Varanasi seems like a city of contradictions. It holds such holy significance to so many yet the local and foreign tourists’ fascination with this place has resulted in things that seem disrespectful to their beliefs. Men dressed in holy robes sit along the banks of the river touting for money from tourists in return for taking their photo, women and children persistently try to sell fridge magnets and postcards (including images of cremations since no photos can be taken there). There’s an evening ceremony at the main ghat that’s a combination of religious ritual and pageantry, and an industry has been created for boat owners to cram as many people as possible onboard for a trip up the Ganga.
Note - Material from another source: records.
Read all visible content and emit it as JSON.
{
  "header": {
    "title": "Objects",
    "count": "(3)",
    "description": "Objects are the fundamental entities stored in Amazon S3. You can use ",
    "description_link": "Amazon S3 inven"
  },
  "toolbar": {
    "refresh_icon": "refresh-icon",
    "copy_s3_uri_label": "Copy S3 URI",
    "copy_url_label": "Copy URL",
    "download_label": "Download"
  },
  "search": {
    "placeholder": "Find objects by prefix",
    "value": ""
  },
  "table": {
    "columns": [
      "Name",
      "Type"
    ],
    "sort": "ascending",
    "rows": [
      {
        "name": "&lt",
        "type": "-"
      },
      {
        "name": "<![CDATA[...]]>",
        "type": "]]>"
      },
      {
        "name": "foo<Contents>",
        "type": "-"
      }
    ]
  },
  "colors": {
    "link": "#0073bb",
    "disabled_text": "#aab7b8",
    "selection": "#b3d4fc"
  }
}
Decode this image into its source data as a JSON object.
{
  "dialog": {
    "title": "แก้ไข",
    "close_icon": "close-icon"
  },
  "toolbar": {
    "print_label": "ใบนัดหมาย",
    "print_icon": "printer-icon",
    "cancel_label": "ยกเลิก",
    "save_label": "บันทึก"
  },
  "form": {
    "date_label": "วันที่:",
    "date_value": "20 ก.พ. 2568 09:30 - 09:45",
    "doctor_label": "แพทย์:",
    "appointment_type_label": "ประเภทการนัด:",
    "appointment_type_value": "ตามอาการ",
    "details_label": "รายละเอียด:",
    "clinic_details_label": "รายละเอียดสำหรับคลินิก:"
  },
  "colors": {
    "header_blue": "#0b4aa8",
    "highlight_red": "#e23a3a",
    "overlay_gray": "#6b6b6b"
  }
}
I guess none of it would exist if people like us didn’t visit and if we didn’t visit there would be a serious reduction in the income generated in this city – a delicate balance to be found.

Then there’s the environmental impact of the way of life and the cremations.  We haven’t really seen blue sky since arriving in Varanasi and we can hardly see the bridge that crosses the river less than a kilometre away.  The Ganges is the six most polluted river in the world and yet it provides water to about 40% of India’s population (over 500 million people).  There are initiatives to clean the river and pollution in general, but so many of the actions that result in this pollution are ingrained in culture.

The saying ‘the world is a man’s toilet’ must have originated in India.  There are open urinals on some streets, or spots that men have just designated as a urinal through constant use.  At one such point along the Ganges, I covered my nose and mouth as I walked by to disguise the odour.  “The smell of India” a man close to me said as if slightly proud of the fact.

Varanasi is known for the beautiful silk that is hand woven here.  I’d done a bit of research online but struggled to find anywhere that we could see the weaving being done.  While we were walking through the streets on our second day, a well dressed man tried to get us to go with him to his silk shop.  I said I was keen to see the working looms and, after a bit of persuasion, he walked us about 5 minutes and started knocking on doors to see if someone would let us in for a look.  Most of the weaving is done by the Muslim community in their homes.  After being turned away from a couple of homes. one old many let us into his living room where the old loom was set up.  He then sat down at the loom and started weaving the bright pink silk into the most delicate pattern.  What a privilege to be  allowed into his home!  We were then guided back to the shop and felt an expectation to buy, which I didn’t mind doing given the experience we’d had.   The hand woven silk scarves worked out to be around NZD35 so I’m sure the weaver isn’t paid a lot for his time.  I was pleased we’d also left him a few rupees for sharing his home with us.